The route begins at camp 3 normal route (7440m), reports Ochoa de Olza. From that point I traversed down to 7250m eastwards, below a hanging glacier (the crossing was exposed for about 10 minutes). After crossing a small bergschrund I headed up straight up towards a rocky spur, which involved a bit of rock climbing. At 7950m the route joins the east ridge the one used by those climbing Shisha from its SW face along the British route.
The resulting variation is named Lorpen-Diario de Navarra after his sponsors. (Ed. Note: The route followed by Ochoa differs from the Normal ascent route only from C3, and thus is a variation, not a new line up the mountain).
Lonely summit on a windy day
Iñaki departed C1 (6400m) on the normal route (NE side) at 01:00 am, October 3. He arrived on the summit at 2:15 pm that day, climbing alone.
Conditions were poor, with knee-deep snow at some points, but the route was sheltered from the (very strong) southwest wind. I could only remain for 1 second on the summit, before being pushed away by the wind, says the climber.
Conditions above 7500 forced other teams back
Several other teams launched summit pushes on Shisha that same week - but increasing winds and bad conditions on the upper sections eventually forced them all back.
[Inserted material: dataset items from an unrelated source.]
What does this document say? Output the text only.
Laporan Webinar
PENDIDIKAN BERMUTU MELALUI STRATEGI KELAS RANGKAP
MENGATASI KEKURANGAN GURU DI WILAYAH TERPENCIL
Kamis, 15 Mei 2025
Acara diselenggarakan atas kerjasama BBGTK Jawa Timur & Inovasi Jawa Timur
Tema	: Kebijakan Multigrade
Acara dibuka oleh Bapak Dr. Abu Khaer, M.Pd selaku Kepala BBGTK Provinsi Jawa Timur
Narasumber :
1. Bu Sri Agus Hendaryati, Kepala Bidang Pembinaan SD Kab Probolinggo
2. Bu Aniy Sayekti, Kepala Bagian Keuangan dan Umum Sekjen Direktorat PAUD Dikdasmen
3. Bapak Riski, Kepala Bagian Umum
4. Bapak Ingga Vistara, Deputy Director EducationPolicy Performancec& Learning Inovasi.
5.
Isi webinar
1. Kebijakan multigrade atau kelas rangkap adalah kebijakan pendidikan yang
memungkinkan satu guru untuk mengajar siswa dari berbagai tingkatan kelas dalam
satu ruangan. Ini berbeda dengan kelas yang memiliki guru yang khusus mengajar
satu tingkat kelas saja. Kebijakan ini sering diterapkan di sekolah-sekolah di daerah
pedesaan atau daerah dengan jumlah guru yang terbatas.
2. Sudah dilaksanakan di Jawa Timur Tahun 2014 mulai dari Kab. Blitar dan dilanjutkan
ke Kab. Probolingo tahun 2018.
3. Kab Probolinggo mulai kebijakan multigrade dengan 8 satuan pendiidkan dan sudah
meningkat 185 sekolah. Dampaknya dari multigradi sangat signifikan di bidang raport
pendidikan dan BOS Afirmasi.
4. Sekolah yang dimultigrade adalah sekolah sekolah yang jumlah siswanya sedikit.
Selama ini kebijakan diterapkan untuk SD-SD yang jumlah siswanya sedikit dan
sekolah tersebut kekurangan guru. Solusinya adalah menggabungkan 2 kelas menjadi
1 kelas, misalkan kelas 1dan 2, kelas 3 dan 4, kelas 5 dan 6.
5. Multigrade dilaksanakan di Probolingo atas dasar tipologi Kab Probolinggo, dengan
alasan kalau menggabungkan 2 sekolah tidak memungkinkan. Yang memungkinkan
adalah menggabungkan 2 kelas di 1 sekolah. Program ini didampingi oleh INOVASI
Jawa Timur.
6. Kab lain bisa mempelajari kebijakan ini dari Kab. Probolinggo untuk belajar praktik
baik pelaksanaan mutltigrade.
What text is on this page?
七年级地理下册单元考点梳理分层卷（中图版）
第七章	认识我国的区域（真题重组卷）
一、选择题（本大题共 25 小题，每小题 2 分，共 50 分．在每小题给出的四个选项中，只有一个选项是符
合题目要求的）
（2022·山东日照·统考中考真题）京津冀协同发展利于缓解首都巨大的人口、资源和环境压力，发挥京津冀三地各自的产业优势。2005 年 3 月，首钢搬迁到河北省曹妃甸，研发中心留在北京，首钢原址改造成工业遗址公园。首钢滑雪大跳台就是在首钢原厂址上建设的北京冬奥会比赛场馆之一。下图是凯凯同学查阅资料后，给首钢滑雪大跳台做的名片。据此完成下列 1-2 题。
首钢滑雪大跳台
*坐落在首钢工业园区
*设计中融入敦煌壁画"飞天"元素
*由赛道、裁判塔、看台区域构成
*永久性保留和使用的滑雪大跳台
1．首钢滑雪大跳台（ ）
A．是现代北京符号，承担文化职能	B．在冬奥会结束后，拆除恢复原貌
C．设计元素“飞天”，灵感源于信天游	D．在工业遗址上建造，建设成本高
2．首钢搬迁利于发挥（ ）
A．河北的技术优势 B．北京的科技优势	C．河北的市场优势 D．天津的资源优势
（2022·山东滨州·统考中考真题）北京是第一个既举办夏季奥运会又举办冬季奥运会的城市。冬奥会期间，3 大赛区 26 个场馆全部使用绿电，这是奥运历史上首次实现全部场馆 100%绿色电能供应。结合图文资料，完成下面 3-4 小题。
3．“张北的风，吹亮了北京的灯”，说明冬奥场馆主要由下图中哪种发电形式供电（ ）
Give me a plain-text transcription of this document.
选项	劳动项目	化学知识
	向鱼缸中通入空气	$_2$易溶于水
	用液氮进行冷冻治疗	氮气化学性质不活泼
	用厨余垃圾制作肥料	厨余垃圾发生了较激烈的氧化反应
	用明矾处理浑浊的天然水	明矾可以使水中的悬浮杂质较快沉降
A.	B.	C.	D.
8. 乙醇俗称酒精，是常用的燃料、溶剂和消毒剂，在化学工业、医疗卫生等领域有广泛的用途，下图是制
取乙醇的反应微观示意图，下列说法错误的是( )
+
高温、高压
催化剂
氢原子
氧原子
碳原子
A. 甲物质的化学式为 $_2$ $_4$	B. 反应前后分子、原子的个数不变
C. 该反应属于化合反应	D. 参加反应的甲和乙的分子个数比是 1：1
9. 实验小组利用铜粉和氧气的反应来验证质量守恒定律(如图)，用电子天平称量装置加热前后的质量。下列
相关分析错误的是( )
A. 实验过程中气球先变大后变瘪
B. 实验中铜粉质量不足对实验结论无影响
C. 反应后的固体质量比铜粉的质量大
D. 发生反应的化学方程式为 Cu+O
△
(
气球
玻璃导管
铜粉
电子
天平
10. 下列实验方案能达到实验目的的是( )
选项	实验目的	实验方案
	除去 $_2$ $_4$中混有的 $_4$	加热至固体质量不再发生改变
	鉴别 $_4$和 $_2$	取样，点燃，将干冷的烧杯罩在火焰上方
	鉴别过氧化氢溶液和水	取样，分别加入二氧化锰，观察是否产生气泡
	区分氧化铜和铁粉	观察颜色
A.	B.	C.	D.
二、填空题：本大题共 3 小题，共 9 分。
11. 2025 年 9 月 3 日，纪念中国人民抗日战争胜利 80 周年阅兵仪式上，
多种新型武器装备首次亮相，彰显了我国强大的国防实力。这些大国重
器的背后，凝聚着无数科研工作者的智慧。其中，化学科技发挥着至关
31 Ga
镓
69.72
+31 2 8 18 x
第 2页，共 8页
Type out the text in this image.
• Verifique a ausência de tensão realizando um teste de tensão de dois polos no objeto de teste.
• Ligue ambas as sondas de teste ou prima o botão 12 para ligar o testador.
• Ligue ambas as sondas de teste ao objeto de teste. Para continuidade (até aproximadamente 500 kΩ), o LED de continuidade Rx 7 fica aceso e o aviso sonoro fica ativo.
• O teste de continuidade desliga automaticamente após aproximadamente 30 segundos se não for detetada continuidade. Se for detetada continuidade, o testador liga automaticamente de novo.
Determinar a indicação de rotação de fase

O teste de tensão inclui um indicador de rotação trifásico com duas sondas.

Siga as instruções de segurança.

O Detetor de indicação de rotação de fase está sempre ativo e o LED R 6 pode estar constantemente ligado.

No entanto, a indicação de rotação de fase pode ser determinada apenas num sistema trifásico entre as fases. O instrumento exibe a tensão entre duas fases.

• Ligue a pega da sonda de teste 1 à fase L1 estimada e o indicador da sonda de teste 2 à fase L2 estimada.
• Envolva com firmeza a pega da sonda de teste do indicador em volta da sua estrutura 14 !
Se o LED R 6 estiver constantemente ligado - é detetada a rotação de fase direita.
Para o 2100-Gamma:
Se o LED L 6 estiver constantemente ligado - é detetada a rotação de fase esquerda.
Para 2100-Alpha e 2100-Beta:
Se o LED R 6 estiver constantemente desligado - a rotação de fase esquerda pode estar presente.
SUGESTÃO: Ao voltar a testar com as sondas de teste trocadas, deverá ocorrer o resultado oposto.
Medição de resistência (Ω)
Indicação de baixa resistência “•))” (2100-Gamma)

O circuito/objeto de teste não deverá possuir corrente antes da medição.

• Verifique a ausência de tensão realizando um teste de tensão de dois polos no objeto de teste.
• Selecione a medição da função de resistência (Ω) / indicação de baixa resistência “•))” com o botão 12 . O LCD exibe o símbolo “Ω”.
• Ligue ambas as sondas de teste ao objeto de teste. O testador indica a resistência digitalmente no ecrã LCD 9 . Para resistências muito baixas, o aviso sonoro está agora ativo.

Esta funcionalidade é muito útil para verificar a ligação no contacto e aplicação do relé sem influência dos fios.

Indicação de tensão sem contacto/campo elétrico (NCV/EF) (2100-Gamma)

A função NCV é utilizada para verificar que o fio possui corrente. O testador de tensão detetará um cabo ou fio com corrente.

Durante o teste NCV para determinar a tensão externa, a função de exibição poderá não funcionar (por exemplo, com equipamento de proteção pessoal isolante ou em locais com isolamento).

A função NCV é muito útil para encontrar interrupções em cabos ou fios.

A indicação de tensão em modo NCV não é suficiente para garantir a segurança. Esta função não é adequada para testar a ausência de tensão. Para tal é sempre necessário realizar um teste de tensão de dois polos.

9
We havent summited, thats the fact. But we had a good reason, reported Norwegian Stieg on October 2. Spanish Iñaki Ochoa told us about the dangerous conditions on the upper slopes of the mountain...Anyway we eventually reached 7500m. And beyond. But then I stepped on unsafe snow and let a large snow-slab go and said enough is enough.
Project-Himalaya team leader Jamie McGuinness (with whom Ochoa shared permit) reported, On October one we pitched our C3 tent in the dark. The following morning we started rather late, and it soon became obvious that there was some serious trail-breaking to do. We were slow, but the worse was to come: Clive lead up some horrible slabby stuff with a slab layer underneath the obvious top layer The other times we have climbed Shisha Pangma there has been the occasional tricky section - but not the whole route. We called it a day.
Descending after summit, the lonely climber was hosted in a Peruvian C2 tent. They treated me extremely well - giving me to drink and covering me in their sleeping-bags, Iñaki reported. "The wind was so strong, I though the tent was going to be blown off the mountain - with me and the three Peruvian climbers inside. Next morning I proceeded down and left them there - stuck due to wind on their own summit push.
Days later two of the Peruvian team members also reached Shishas main summit - setting the total of a mere three summit for Shisha Pangma this season so far.
Shortly after his descent, Iñaki sent ExplorersWeb a short video clip he recorded at arrival on the summit. Almost out of breath, Iñaki says in Spanish: "Shisha's summit!" Then, moving the camera, he adds: "There is the foresummit (Shisha Central)."
After previous attempts stretching back 11 years, this was a sweet moment for Inaki: He had climbed alone and made the first summit of the season. The top also added number 11 to his list of 14, 8000ers. Now, he has three more tough bones to deal with, Dhaulagiri (which he attempted in 2005), Kangchenjunga (two previous attempts), and Annapurna.
Iñaki Ochoa de Olza summited Manaslu with Jorge Egocheaga this past April and now has Kangchenjunga, Dhaulagiri and Annapurna left for the complete list of 14, 8000ers. In addition to his 11 summits, Inaki also has summited Cho Oyu twice more, plus done Shisha central and the foresummit of Broad peak.
Ochoa was born in Pamplona, Spain on May 29, 1967. He had his first experience on an 8000+ meter peak, Kangchenjunga, at age 22. He has since taken part in over 30 Himalayan expeditions and also worked as high altitude cameraman and guide.